Of the 155,066 Firebase apps analysed, 11,730 had publicly exposed databases, according to Comparitech.

9,014 of them included write permissions, which would allow an attacker to add, modify, or remove data on the server, in addition to viewing and downloading it.

If granted this access, attackers could use the information to inject nefarious data into an app, scam users, spread malware or corrupt the app database.
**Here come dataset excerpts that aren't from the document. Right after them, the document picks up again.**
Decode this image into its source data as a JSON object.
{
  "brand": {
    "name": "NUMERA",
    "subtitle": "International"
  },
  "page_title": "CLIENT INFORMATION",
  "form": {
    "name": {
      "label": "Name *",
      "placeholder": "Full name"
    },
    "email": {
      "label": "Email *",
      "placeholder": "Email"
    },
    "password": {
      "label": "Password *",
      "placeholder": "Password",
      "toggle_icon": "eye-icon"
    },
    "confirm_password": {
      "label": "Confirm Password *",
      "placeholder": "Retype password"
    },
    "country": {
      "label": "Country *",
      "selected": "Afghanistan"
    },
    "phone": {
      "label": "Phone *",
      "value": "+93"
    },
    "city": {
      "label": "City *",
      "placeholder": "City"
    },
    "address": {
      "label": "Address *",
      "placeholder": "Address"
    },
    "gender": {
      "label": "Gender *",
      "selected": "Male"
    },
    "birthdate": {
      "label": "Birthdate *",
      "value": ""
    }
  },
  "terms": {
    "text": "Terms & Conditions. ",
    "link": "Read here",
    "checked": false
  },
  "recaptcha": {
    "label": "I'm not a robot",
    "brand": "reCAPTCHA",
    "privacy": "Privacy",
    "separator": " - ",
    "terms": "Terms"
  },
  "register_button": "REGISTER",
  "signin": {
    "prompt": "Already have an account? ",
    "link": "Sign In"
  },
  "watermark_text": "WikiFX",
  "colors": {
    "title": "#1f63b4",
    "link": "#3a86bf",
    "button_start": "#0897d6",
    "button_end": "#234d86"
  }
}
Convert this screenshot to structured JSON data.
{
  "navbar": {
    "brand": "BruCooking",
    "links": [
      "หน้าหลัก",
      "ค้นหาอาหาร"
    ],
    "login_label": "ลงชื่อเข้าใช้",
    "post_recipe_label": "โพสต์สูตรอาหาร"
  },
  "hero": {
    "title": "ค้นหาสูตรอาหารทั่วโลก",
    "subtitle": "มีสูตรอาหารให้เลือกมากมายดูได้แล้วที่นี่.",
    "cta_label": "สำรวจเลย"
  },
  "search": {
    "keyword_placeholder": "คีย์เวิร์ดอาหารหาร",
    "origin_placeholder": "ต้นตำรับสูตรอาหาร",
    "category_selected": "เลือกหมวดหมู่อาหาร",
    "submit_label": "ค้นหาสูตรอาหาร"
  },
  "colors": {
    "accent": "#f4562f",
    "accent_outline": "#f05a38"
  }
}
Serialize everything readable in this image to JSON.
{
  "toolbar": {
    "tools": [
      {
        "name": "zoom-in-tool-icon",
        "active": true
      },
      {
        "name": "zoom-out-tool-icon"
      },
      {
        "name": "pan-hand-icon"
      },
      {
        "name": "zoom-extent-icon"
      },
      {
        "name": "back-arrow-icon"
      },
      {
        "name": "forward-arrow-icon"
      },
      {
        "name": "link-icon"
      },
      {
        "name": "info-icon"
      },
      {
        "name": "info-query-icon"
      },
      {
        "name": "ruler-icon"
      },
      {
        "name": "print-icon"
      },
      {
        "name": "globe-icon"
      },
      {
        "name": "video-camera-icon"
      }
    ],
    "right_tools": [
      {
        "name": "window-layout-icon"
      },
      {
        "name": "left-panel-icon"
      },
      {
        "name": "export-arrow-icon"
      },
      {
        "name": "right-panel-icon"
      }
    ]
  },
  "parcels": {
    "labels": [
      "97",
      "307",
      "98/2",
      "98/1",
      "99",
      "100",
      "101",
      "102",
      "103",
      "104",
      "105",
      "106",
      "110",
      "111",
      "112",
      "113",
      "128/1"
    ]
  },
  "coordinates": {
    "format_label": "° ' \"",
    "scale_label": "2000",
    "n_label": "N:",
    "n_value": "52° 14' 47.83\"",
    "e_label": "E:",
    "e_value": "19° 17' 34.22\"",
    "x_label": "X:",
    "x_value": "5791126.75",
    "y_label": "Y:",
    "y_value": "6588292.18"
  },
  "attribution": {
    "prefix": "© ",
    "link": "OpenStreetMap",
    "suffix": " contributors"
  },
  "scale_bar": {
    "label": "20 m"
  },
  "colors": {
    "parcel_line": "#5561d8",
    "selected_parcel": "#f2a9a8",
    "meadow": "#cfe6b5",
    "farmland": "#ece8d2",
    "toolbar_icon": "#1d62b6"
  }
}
Comparitech then took the findings to Google. In response, a Google spokesperson said:

"Firebase provides a number of features that help our developers configure their deployments securely.

"We provide notifications to developers about potential misconfigurations in their deployments and offer recommendations for correcting them.

"We are reaching out to affected developers to help them address these issues.

Comparitech exploited a common misconfiguration in an app's resources to gain access to its stored data.

If the database is publicly exposed, attackers could simply add '.json' to the end of a URL belonging to an app which uses Firebase – and this request will return the full contents of the database.

"Some of the databases were too large for one download request, so researchers used a 'shallow' keyword option to limit the depth of the response, iterating only through keys and downloading the database chunk by chunk," says Bischoff.

"To analyse data stored in exposed databases, researchers searched for patterns corresponding to sensitive information such as email addresses, phone numbers, passwords, secret tokens, etc.

"They then manually checked collected information for false positives.